El emperador Federico II, que era fan de la ciencia, organizó un torneo matemático para poner a prueba a Leonardo. Un sabio de la corte le dio problemas que parecían imposibles para la época. Leonardo los resolvió todos mentalmente y con una velocidad que dejó a todos con la boca abierta. Desde ahí, el emperador se convirtió en su protector.
¡Casi termina preso! Al principio, la ciudad de Florencia prohibió el uso de los números que Leonardo traía porque decían que eran "fáciles de falsificar" (un 0 se puede convertir en un 6 o un 9 muy fácil). La gente les tenía miedo porque decían que eran "mágicos" o cosa del diablo. A Leonardo le costó años convencer a la gente de que eran simplemente más eficientes.
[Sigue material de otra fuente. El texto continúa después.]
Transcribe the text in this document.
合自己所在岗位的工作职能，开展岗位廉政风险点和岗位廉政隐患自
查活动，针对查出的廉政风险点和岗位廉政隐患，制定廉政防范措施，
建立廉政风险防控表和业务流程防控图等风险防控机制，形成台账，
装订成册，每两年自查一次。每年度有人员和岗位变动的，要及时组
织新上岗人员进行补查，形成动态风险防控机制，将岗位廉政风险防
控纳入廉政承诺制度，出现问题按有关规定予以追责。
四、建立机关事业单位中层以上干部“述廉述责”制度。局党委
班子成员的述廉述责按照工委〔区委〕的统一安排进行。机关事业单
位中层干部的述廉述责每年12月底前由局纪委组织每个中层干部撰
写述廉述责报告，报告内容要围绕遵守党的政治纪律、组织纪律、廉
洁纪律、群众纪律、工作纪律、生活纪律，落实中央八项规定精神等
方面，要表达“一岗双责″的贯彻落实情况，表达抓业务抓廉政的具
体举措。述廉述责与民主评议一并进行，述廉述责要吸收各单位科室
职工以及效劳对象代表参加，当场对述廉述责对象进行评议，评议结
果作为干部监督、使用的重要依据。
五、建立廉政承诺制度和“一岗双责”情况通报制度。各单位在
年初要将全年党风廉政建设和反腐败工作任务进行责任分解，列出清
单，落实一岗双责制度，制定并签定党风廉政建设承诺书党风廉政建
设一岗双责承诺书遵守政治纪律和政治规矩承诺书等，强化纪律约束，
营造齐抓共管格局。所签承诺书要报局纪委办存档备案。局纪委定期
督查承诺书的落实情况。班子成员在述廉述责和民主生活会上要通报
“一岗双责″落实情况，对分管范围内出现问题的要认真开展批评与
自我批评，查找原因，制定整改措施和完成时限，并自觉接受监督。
Si contás las espirales de las semillas de un girasol, casi siempre vas a encontrar números de su secuencia: 34 en un sentido y 55 en otro, o 55 y 89. No es casualidad, es la forma más eficiente que tiene la naturaleza para aprovechar el espacio. ¡Matemática pura en la naturaleza!
En Pisa hay una estatua de él, pero durante mucho tiempo estuvo escondida o mal ubicada. Recién hace unos años la pusieron en un lugar central para que los turistas se saquen fotos. Es loco pensar que el hombre que nos dio la herramienta para ser potencias comerciales (los números decimales) fuera olvidado por tantos siglos en su propia ciudad.